Starting at the connector here, we’ve got the usual gold plated USB connector Razer is oh so famous for. As for the cable however, it seems like Razer has decided to not go the usual braided cable route, so all we’ve got is the unusual thin plastic cable. For a mechanical gaming keypad that costs the same as a mechanical gaming keyboard, it’s odd that Razer decided to cut costs here.
Alright, so plugging the Orbweaver in, we can see that the unit is green backlit. This is the only backlighting color, which seems to be the theme for all recent Razer products. The main keypad has a total of 20 programmable keys along with an adjustable wristrest and adjustable palmrest as well.
Moving to the right side of the keypad, there’s also an 8 way d-pad, a button above the d-pad, and a wing-like button below the d-pad. Like the keys on the main section of the keypad, these buttons are fully programmable as well.

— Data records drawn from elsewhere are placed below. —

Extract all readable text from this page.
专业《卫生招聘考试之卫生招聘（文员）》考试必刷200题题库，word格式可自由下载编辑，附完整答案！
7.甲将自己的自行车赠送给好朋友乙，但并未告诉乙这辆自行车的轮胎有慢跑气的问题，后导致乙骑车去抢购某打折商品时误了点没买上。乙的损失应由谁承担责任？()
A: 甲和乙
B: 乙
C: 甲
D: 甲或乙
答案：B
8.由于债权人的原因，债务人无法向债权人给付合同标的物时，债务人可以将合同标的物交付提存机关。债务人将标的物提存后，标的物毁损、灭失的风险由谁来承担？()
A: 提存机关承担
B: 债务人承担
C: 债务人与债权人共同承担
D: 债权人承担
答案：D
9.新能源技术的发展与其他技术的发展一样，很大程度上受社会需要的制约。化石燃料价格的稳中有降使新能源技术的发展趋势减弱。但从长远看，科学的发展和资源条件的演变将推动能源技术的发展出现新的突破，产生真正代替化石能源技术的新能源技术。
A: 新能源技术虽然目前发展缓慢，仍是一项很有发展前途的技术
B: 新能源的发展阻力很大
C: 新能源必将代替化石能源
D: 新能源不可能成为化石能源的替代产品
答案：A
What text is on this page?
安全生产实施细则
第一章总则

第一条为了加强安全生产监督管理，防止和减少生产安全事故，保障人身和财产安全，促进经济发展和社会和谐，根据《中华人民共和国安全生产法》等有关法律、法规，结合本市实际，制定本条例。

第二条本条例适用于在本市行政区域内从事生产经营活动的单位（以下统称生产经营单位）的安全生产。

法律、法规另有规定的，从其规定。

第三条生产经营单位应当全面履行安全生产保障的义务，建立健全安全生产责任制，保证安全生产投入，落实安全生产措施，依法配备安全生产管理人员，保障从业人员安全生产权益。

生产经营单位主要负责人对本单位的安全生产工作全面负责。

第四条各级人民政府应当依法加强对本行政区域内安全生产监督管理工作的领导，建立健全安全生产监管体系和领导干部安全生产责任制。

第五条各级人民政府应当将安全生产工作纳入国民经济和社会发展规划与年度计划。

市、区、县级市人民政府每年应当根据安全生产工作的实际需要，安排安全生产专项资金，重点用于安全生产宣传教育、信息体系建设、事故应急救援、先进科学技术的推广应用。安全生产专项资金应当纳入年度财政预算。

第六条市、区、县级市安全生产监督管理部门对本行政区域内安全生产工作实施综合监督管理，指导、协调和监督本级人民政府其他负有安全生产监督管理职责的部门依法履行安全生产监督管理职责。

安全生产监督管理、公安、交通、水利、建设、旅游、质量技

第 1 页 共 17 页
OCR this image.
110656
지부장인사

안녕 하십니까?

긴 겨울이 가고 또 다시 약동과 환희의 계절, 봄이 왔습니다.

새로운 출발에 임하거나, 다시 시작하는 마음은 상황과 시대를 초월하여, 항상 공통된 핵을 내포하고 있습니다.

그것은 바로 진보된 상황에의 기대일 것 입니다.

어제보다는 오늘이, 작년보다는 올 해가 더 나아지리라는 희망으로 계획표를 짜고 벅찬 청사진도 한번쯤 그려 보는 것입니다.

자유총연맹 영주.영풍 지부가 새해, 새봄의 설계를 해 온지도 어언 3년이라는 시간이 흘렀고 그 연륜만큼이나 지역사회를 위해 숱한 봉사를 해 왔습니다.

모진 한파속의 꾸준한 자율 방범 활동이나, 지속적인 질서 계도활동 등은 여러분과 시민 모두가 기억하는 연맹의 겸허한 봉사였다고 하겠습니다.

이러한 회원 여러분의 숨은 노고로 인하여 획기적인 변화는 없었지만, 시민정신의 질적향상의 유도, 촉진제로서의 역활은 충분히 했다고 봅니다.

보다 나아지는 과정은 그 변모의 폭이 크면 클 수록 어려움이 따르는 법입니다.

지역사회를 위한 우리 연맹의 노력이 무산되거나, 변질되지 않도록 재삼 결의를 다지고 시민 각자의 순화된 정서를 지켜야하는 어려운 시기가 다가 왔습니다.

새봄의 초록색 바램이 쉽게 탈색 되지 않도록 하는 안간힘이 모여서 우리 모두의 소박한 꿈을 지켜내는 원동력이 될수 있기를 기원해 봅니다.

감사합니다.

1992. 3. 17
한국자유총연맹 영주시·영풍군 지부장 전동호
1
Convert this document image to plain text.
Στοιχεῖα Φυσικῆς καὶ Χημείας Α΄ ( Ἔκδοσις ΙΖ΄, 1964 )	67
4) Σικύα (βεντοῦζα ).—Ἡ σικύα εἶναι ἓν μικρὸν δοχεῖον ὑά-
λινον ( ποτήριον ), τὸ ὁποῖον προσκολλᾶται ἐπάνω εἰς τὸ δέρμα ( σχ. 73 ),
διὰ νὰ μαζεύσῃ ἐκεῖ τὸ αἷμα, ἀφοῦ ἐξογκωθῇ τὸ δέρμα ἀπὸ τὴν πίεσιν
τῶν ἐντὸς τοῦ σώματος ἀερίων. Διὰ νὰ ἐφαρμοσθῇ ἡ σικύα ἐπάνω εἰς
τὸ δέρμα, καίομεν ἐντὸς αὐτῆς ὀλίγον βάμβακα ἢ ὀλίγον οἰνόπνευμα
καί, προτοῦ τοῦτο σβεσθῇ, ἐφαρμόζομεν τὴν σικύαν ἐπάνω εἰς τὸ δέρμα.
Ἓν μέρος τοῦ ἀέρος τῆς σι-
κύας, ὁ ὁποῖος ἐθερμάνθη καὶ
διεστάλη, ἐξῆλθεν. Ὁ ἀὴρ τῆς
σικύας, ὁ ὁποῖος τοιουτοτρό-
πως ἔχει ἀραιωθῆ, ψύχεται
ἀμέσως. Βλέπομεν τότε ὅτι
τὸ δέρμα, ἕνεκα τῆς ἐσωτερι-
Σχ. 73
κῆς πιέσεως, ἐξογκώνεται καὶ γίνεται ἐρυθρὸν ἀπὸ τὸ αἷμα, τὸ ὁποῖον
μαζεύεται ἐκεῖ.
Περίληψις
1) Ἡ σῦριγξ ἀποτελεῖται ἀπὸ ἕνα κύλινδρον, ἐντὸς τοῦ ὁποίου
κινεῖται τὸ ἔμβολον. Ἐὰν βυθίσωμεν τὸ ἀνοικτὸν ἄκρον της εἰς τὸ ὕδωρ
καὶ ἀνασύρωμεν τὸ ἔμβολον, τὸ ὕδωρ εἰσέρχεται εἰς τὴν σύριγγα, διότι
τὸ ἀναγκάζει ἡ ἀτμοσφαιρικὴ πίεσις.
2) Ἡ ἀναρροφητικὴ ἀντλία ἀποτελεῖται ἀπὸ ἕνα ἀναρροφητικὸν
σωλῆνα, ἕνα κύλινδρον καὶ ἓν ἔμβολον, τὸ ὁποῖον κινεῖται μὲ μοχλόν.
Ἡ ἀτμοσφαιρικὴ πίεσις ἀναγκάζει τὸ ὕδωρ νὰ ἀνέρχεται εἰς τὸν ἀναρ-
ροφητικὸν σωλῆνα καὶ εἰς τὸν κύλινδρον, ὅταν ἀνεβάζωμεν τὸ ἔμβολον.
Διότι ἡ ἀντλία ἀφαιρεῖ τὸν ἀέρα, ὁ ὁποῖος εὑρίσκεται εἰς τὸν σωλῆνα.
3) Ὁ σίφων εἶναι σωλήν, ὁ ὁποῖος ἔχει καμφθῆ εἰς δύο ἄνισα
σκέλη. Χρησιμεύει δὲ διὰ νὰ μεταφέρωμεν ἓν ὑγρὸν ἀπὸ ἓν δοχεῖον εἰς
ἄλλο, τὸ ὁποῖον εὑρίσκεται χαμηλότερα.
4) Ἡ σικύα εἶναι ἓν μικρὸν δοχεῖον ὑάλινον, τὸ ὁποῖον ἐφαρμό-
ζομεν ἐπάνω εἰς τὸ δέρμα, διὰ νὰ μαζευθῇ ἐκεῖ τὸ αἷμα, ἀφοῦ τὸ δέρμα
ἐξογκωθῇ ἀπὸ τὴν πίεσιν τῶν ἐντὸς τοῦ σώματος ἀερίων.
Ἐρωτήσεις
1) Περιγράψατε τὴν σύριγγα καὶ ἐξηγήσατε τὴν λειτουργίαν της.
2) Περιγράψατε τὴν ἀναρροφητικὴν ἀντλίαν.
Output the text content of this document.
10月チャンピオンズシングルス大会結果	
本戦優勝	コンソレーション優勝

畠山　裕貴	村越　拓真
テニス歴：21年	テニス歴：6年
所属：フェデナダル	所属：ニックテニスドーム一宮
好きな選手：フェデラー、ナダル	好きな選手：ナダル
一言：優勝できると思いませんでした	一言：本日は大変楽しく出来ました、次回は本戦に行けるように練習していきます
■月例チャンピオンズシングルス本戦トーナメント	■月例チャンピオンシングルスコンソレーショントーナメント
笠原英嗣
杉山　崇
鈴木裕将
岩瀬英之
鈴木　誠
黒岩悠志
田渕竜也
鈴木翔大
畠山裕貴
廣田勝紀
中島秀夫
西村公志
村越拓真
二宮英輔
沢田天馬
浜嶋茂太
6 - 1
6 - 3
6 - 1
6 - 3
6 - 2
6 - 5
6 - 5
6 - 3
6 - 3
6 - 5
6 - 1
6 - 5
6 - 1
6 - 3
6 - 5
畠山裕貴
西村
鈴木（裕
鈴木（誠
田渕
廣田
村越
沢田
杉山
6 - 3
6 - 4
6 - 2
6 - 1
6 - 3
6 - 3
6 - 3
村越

Above the d-pad on the right side, there’s a profile indicator that lets you know which keymap is activated. A total of 8 different keymaps are available and an unlimited number of profiles are available as well to pretty much create an unlimited number of key combinations given you want to spend the time programming it.
As mentioned earlier, the palmrest is adjustable by pulling out the pin shown here. Once the palmrest is adjusted, it can be locked back into place by pushing the pin back in. If it’s more comfortable having the palmrest loose, you can simply keep the pin pulled out as well.
The palmrest is adjustable by pushing on the button as shown here. The palmrest may be pulled out or pushed in to increase or decrease the length of the Orbweaver.
Finally, the thumbrest may be adjusted as well.
Here’s a look at the bottom of the Orbweaver with everything adjusted to the maximum length. Also notice at the bottom that Razer has included a ton of large rubber feet to keep the Orbweaver from shifting during intense gaming sessions.
Removing a couple keycaps on the Orbweaver, we can see that Razer has gone with Cherry MX Blue keyswitches which are both clicky and tactile. This should be familiar for anyone who owns a Razer BlackWidow. Additionally, each key is individually backlit as well which allows backlighting to be both bright and even.